Caliente de Durango
- Pitcher
- Born: September 10, 2001 (age 24) Panama City, Panama
- Bats: RightThrows: Right

= Miguel Gómez (pitcher, born 2001) =

Panamanian baseball player (born 2001)

Miguel Ángel Gómez (born September 10, 2001) is a Panamanian professional baseball pitcher for the Caliente de Durango of the Mexican Baseball League.

==Professional career==
===Washington Nationals===
Gómez signed with the Washington Nationals of Major League Baseball on April 9, 2019 as an international free agent. He made his professional debut that year in the Dominican Summer League. He spent the next few years splitting time between the Florida Complex League, the A-Level Fredericksburg Nationals, and the High A Wilmington Blue Rocks. In 2024, Gómez played 32 games for the Blue Rocks, with a 3-2 record and a 2.89 ERA. During the 2025 season, Gómez was promoted to the Double A Harrisburg Senators for the first time. In 17 games for the Senators, Gómez had a 2-1 record and 4.71 ERA. Gómez was released on July 24, 2025.

===Bravos de Leon===
On July 29, 2025, Gómez signed with the Bravos de León of the Mexican Baseball League.
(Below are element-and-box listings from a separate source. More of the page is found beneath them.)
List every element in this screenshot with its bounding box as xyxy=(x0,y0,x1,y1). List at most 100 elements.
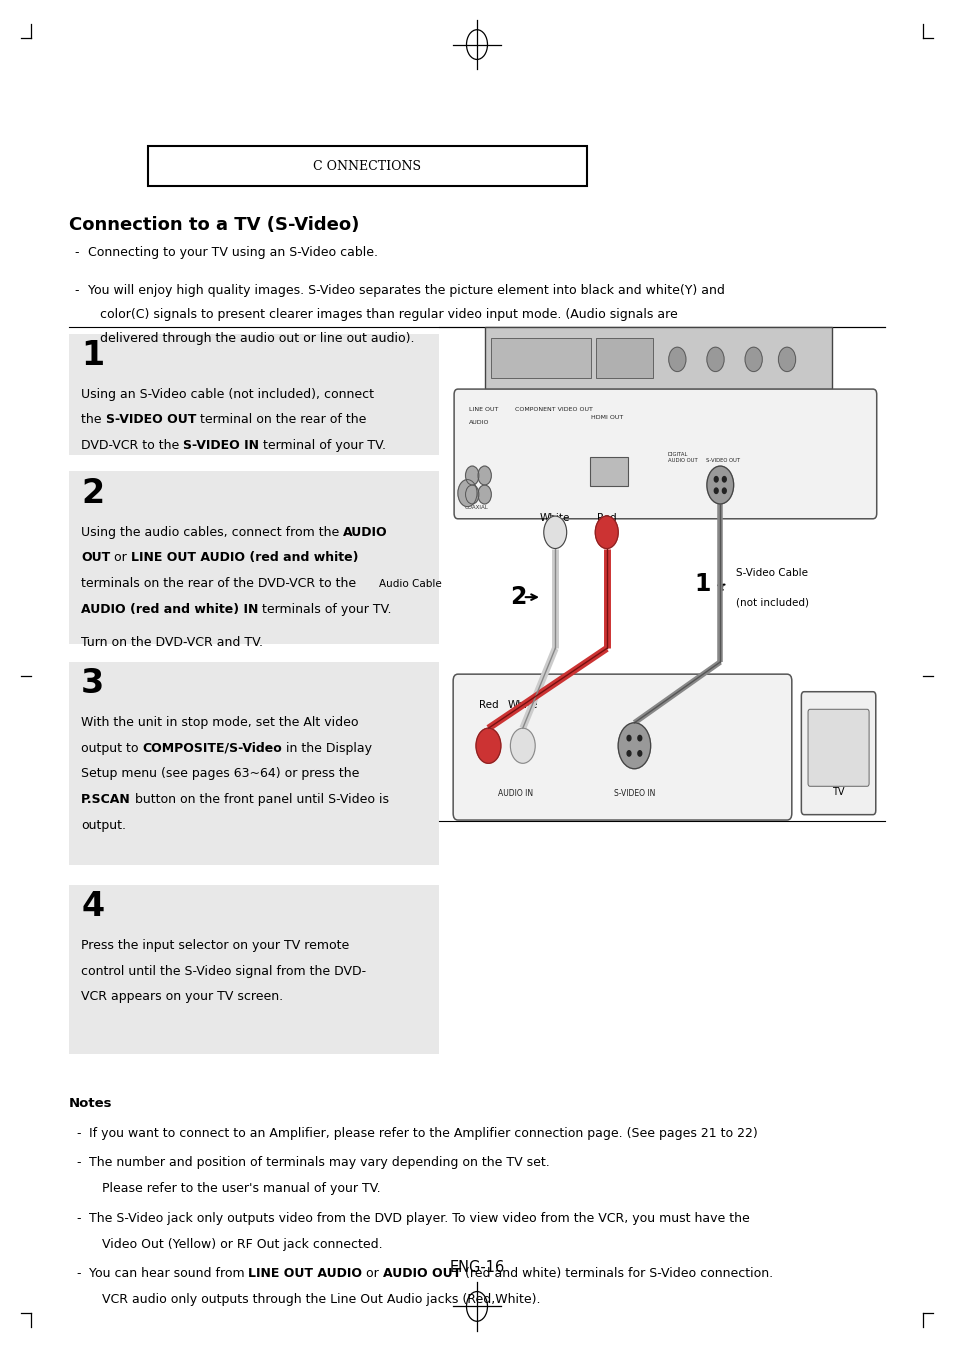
Text: LINE OUT AUDIO (red and white): LINE OUT AUDIO (red and white) xyxy=(131,551,358,565)
FancyBboxPatch shape xyxy=(453,674,791,820)
Text: COMPOSITE/S-Video: COMPOSITE/S-Video xyxy=(142,742,282,755)
Circle shape xyxy=(457,480,476,507)
Text: White: White xyxy=(507,700,537,711)
Text: The number and position of terminals may vary depending on the TV set.: The number and position of terminals may… xyxy=(89,1156,549,1170)
Text: ENG-16: ENG-16 xyxy=(449,1259,504,1275)
FancyBboxPatch shape xyxy=(69,471,438,644)
Text: COAXIAL: COAXIAL xyxy=(464,505,488,511)
Text: Notes: Notes xyxy=(69,1097,112,1111)
Circle shape xyxy=(721,488,725,493)
Text: Red: Red xyxy=(478,700,497,711)
Circle shape xyxy=(476,728,500,763)
FancyBboxPatch shape xyxy=(148,146,586,186)
FancyBboxPatch shape xyxy=(589,457,627,486)
Text: delivered through the audio out or line out audio).: delivered through the audio out or line … xyxy=(100,332,415,346)
Text: AUDIO (red and white) IN: AUDIO (red and white) IN xyxy=(81,603,258,616)
Circle shape xyxy=(638,751,641,757)
FancyBboxPatch shape xyxy=(484,327,831,389)
Text: control until the S-Video signal from the DVD-: control until the S-Video signal from th… xyxy=(81,965,366,978)
Text: Audio Cable: Audio Cable xyxy=(378,578,441,589)
FancyBboxPatch shape xyxy=(801,692,875,815)
FancyBboxPatch shape xyxy=(454,389,876,519)
Text: 1: 1 xyxy=(81,339,104,372)
Text: With the unit in stop mode, set the Alt video: With the unit in stop mode, set the Alt … xyxy=(81,716,358,730)
Text: output.: output. xyxy=(81,819,126,832)
Circle shape xyxy=(714,488,718,493)
Circle shape xyxy=(778,347,795,372)
Circle shape xyxy=(543,516,566,549)
Text: COMPONENT VIDEO OUT: COMPONENT VIDEO OUT xyxy=(515,407,593,412)
Circle shape xyxy=(638,735,641,740)
Text: AUDIO OUT: AUDIO OUT xyxy=(383,1267,461,1281)
Text: Setup menu (see pages 63~64) or press the: Setup menu (see pages 63~64) or press th… xyxy=(81,767,359,781)
Text: Connection to a TV (S-Video): Connection to a TV (S-Video) xyxy=(69,216,358,234)
Text: S-VIDEO OUT: S-VIDEO OUT xyxy=(705,458,740,463)
Text: button on the front panel until S-Video is: button on the front panel until S-Video … xyxy=(131,793,389,807)
Text: VCR audio only outputs through the Line Out Audio jacks (Red,White).: VCR audio only outputs through the Line … xyxy=(102,1293,540,1306)
Text: TV: TV xyxy=(831,788,844,797)
FancyBboxPatch shape xyxy=(491,338,591,378)
Text: -: - xyxy=(74,284,79,297)
Text: -: - xyxy=(76,1267,81,1281)
Text: VCR appears on your TV screen.: VCR appears on your TV screen. xyxy=(81,990,283,1004)
Circle shape xyxy=(626,735,630,740)
Text: 1: 1 xyxy=(694,571,710,596)
Text: S-VIDEO IN: S-VIDEO IN xyxy=(183,439,259,453)
Text: HDMI OUT: HDMI OUT xyxy=(591,415,623,420)
Circle shape xyxy=(706,347,723,372)
Text: If you want to connect to an Amplifier, please refer to the Amplifier connection: If you want to connect to an Amplifier, … xyxy=(89,1127,757,1140)
FancyBboxPatch shape xyxy=(807,709,868,786)
Text: LINE OUT AUDIO: LINE OUT AUDIO xyxy=(248,1267,362,1281)
Text: DVD-VCR to the: DVD-VCR to the xyxy=(81,439,183,453)
Text: Video Out (Yellow) or RF Out jack connected.: Video Out (Yellow) or RF Out jack connec… xyxy=(102,1238,382,1251)
Text: terminal of your TV.: terminal of your TV. xyxy=(259,439,386,453)
Text: color(C) signals to present clearer images than regular video input mode. (Audio: color(C) signals to present clearer imag… xyxy=(100,308,678,322)
Text: Red: Red xyxy=(597,513,616,523)
Text: AUDIO IN: AUDIO IN xyxy=(497,789,532,797)
Circle shape xyxy=(744,347,761,372)
Text: terminal on the rear of the: terminal on the rear of the xyxy=(195,413,366,427)
Text: -: - xyxy=(74,246,79,259)
Text: The S-Video jack only outputs video from the DVD player. To view video from the : The S-Video jack only outputs video from… xyxy=(89,1212,749,1225)
Text: Connecting to your TV using an S-Video cable.: Connecting to your TV using an S-Video c… xyxy=(88,246,377,259)
Circle shape xyxy=(465,466,478,485)
Text: AUDIO: AUDIO xyxy=(343,526,388,539)
Circle shape xyxy=(510,728,535,763)
Circle shape xyxy=(668,347,685,372)
Text: the: the xyxy=(81,413,106,427)
Text: OUT: OUT xyxy=(81,551,111,565)
Text: -: - xyxy=(76,1127,81,1140)
Circle shape xyxy=(465,485,478,504)
Text: in the Display: in the Display xyxy=(282,742,372,755)
Text: Press the input selector on your TV remote: Press the input selector on your TV remo… xyxy=(81,939,349,952)
Text: (red and white) terminals for S-Video connection.: (red and white) terminals for S-Video co… xyxy=(461,1267,773,1281)
Circle shape xyxy=(477,466,491,485)
Text: DIGITAL
AUDIO OUT: DIGITAL AUDIO OUT xyxy=(667,453,697,463)
Text: White: White xyxy=(539,513,570,523)
FancyBboxPatch shape xyxy=(69,885,438,1054)
Circle shape xyxy=(626,751,630,757)
Text: S-VIDEO OUT: S-VIDEO OUT xyxy=(106,413,195,427)
Circle shape xyxy=(595,516,618,549)
Text: P.SCAN: P.SCAN xyxy=(81,793,131,807)
Text: AUDIO: AUDIO xyxy=(469,420,489,426)
Text: -: - xyxy=(76,1156,81,1170)
Text: output to: output to xyxy=(81,742,142,755)
Text: Using an S-Video cable (not included), connect: Using an S-Video cable (not included), c… xyxy=(81,388,374,401)
Circle shape xyxy=(618,723,650,769)
Text: S-VIDEO IN: S-VIDEO IN xyxy=(613,789,655,797)
Text: C ONNECTIONS: C ONNECTIONS xyxy=(313,159,421,173)
Text: Turn on the DVD-VCR and TV.: Turn on the DVD-VCR and TV. xyxy=(81,636,263,650)
Circle shape xyxy=(706,466,733,504)
Text: (not included): (not included) xyxy=(736,597,809,607)
Text: Please refer to the user's manual of your TV.: Please refer to the user's manual of you… xyxy=(102,1182,380,1196)
Circle shape xyxy=(721,477,725,482)
Text: -: - xyxy=(76,1212,81,1225)
Text: S-Video Cable: S-Video Cable xyxy=(736,569,807,578)
Text: or: or xyxy=(362,1267,383,1281)
Text: 4: 4 xyxy=(81,890,104,923)
Text: terminals on the rear of the DVD-VCR to the: terminals on the rear of the DVD-VCR to … xyxy=(81,577,355,590)
Circle shape xyxy=(714,477,718,482)
Text: You will enjoy high quality images. S-Video separates the picture element into b: You will enjoy high quality images. S-Vi… xyxy=(88,284,724,297)
FancyBboxPatch shape xyxy=(69,334,438,455)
Gómez only played 2 games for Bravos, pitching 4 innings without allowing a run.

===Caliente de Durango===
Gómez signed with the Caliente de Durango of the Mexican League on June 11, 2026.

==International career==
Gómez was named to the Panama national baseball team for the 2024 WBSC Premier12 and the 2026 World Baseball Classic.